Another function of the BEST Center, the Palliative Care Education and Research Leadership (PEARL) group of 20 faculty members, will meet regularly.

"Many people want the end-of-life experience to be meaningful," says Prince-Paul, CWRU assistant professor of nursing and hospice nurse at Hospice of the Western Reserve.

With funding from the American Cancer Society, 163 patients with advanced cancer will participate and test new communication tools to find out what life goals and key communication expressions, such as love, gratitude, and forgiveness.

Families sometimes have unresolved issues to settle, too. Exline, a psychologist and associate professor of psychology, will lead the Fetzer Foundation study of 200 family members who have someone near the end of life or have died.

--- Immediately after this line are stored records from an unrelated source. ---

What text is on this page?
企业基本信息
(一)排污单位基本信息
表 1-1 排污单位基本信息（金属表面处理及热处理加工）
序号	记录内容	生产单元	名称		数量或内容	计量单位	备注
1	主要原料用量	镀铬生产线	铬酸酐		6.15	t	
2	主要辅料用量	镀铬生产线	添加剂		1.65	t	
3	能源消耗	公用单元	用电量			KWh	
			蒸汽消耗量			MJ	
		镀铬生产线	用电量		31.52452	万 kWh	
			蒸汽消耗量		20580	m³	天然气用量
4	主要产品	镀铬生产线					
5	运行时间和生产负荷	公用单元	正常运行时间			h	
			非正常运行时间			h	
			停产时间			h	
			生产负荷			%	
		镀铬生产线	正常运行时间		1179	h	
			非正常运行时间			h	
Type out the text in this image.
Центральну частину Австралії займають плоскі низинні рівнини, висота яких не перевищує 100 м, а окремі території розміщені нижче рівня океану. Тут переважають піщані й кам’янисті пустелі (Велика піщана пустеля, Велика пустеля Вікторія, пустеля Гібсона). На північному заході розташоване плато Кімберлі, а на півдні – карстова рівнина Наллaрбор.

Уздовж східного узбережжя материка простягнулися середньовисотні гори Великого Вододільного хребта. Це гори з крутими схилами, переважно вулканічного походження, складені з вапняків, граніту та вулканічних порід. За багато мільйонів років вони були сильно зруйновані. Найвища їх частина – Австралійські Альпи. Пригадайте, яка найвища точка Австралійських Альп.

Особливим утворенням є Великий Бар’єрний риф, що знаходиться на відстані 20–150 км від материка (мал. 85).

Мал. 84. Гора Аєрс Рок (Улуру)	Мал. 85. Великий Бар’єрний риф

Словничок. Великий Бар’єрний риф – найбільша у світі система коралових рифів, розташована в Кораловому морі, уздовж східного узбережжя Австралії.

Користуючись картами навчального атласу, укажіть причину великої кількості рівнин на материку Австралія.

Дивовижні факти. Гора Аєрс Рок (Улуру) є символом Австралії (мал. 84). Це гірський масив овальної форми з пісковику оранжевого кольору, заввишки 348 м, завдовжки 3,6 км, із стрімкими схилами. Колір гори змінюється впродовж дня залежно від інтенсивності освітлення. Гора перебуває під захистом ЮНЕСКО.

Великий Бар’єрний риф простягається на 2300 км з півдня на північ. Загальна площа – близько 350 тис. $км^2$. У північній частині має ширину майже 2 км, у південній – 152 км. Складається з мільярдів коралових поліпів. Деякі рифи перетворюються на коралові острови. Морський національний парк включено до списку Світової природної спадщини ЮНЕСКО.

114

Among those issues can be forgiveness. Exline, who has studied forgiving oneself, others and God over the past decade, will survey family members before and after the death of the loved one to see how hospice workers can help them as they undergo the emotional stress of caring for this seriously ill family member and then the challenges of bereavement.

The researchers will collaborate with healthcare workers from the Hospice of the Western Reserve, who will distribute questionnaires for those with a family member in hospice home care. Another group of family members will be interviewed during the bereavement period.